For this particular film, it was imperative that the stunt team work closely with Washington and create action that the actor could perform himself. “We set up all of the action facing us. You see Denzel maybe 95% of the time,” Woulard notes. “So, about a month before we started shooting, I started training him – and we trained every day.”
Training was imperative, as the character is highly trained and an expert. “If you’re holding a knife in a knife fight with the blade sticking out, anybody who knows their stuff will say, ‘OK, you’re going to get the drop on this guy really quick,’” Woulard says. “But if that knife is turned and the blade is running down the palm of his hand, and his holding it like he’s boxing, well, that’s a guy who’s got some experience.”
Using Items of Environment
One thing that sets Robert McCall apart is that he does not use a gun – he uses his environment, whatever is at hand, against his opponents. “There could be an ashtray on the table, a letter opener on the desk,” Woulard continues. “There could be a vase, a fork, a cup, a book. And when he’s fighting in Home Mart, he’s on his home turf – he can gather things up and combine them.”
Equalizer-Vision
In that way, the specific action of The Equalizer doesn’t end with the stunts – it cuts across all aspects of filmmaking, including photography and production design. “Antoine was the one to come up with the idea of Equalizer-vision, if you will,” says producer Todd Black. “It was completely Antoine’s idea from the beginning, from the first meeting. We brought him back together with Mauro Fiore, the director of photography, who he’d worked with on Training Day and won the Academy Award for Avatar, and Naomi Shohan, his production designer on Training Day, and the three of them worked out this idea.”

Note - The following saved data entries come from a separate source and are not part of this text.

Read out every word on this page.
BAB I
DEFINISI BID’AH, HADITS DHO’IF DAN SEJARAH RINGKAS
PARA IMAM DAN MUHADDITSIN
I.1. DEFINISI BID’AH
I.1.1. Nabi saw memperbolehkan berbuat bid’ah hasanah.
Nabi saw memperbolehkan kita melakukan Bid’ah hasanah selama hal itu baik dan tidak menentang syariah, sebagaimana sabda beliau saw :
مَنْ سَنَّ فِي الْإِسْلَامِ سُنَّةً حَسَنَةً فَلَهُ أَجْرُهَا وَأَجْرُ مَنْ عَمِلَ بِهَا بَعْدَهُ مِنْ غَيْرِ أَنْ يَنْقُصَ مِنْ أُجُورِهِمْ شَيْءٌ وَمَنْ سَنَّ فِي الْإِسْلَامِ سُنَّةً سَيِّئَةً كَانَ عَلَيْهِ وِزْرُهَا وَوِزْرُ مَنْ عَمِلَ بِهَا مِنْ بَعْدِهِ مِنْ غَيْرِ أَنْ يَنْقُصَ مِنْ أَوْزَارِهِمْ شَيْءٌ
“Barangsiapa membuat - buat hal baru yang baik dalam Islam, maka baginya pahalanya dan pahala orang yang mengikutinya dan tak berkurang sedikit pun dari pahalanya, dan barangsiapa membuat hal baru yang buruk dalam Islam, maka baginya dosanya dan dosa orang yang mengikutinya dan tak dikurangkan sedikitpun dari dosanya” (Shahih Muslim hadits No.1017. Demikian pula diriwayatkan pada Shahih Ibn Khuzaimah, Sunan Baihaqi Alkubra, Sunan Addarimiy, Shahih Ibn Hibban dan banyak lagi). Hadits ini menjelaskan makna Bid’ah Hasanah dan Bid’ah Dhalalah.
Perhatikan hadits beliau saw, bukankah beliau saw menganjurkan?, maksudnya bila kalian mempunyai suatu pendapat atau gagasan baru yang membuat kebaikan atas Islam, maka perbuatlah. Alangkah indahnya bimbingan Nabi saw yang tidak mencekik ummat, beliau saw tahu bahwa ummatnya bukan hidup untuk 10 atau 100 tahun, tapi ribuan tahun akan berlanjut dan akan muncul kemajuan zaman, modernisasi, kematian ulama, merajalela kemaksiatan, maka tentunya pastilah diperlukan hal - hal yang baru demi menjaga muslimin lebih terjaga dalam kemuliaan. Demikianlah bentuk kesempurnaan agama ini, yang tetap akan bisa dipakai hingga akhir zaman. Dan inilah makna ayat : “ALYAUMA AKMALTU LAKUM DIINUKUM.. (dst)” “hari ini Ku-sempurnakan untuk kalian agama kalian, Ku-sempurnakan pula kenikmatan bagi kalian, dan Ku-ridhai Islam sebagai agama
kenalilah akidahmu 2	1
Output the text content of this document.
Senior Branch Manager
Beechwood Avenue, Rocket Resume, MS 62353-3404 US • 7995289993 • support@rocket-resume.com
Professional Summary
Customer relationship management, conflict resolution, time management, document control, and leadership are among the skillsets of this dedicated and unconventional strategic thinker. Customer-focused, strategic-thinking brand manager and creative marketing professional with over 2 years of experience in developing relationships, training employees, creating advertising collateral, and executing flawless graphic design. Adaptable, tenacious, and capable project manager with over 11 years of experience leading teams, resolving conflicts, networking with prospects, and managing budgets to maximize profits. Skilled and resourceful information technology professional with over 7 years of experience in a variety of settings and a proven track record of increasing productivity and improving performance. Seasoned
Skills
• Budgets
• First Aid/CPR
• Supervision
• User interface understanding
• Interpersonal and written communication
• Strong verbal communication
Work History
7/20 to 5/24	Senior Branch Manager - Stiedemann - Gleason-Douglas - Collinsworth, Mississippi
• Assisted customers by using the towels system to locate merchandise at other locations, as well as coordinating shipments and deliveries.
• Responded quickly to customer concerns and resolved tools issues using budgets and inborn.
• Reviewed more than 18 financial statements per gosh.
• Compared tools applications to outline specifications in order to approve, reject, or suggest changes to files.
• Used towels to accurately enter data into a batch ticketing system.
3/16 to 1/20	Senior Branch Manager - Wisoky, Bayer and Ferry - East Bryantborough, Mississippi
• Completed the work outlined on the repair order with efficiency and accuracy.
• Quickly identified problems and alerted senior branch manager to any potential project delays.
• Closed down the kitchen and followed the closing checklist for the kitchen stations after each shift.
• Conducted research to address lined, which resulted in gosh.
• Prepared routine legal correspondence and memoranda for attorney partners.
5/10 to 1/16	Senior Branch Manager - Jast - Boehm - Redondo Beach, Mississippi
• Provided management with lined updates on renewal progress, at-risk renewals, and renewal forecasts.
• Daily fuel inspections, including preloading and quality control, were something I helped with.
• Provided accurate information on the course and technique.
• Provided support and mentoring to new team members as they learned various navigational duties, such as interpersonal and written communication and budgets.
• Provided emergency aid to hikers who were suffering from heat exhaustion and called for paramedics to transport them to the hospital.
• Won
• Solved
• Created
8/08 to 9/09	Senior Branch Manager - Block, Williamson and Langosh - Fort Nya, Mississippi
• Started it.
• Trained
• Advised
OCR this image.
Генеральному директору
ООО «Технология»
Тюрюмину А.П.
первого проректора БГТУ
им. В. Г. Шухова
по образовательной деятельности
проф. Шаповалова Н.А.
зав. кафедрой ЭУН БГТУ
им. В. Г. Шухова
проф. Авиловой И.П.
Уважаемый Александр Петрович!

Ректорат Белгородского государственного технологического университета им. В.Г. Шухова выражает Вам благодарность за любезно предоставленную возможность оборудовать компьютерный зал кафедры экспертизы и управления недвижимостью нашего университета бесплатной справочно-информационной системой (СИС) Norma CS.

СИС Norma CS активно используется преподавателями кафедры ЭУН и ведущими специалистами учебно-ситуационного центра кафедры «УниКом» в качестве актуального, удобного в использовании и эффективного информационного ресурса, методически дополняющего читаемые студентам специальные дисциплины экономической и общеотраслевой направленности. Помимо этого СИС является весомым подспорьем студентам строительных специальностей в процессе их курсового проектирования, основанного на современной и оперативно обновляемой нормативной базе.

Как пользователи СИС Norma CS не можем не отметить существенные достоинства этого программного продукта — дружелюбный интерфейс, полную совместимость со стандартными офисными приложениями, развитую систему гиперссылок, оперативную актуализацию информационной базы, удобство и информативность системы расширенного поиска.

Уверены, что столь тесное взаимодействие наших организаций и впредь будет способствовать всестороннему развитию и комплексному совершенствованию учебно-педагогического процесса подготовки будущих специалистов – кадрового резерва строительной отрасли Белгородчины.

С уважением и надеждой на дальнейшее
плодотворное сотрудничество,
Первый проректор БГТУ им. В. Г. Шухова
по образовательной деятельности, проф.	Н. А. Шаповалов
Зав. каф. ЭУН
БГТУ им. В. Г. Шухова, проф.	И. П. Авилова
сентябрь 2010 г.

“When we hired Naomi for this movie, she said, ‘It must reek of realism. You must feel like Robert McCall could live right next door. When you walk into Home Mart, it must feel like that kind of store,’” Black continues. “But she also said, ‘Even though it’s real, it doesn’t have to be gritty or dirty – it has to have a soul, it’s got to have candlelight, it’s got to have warmth. McCall has to have a warm soul, or he wouldn’t be The Equalizer.’”
Shohan says that a large part of her challenge on the film was creating sets that would carefully set up everything that McCall would need for the action sequences – without giving the game away – and then paying off that setup in the action sequences. “Set decorator Leslie Rollins and his team studied very carefully – we talked about what would be interesting for the fight scenes, and knowing that we needed to introduce those in the beginning and reuse them later for the fight.”
Shohan also created the diner set where Teri and McCall make their connection. “The idea was for the diner to have wrap-around windows, to become a bowl of light in the darkness,” she explains. “It was so hard to find that –we looked all over the place. And then we saw just what we were looking for – these amazing windows – but it was a floor store. So we asked if we could borrow it, and if it could be a diner for a while. We took everything out, we made a counter, we changed the floor, we put in a fake tin ceiling. We hung the lights, and we painted it a color that we hoped would seem a little murky and underwater, but also glow. We used the palette from the famous Hopper painting, which has a similar wall color and a feeling of green, and a red counter. It’s not a novel idea, but it worked well – it looked like it was stuck in time, a place that hadn’t changed since the 1940s.”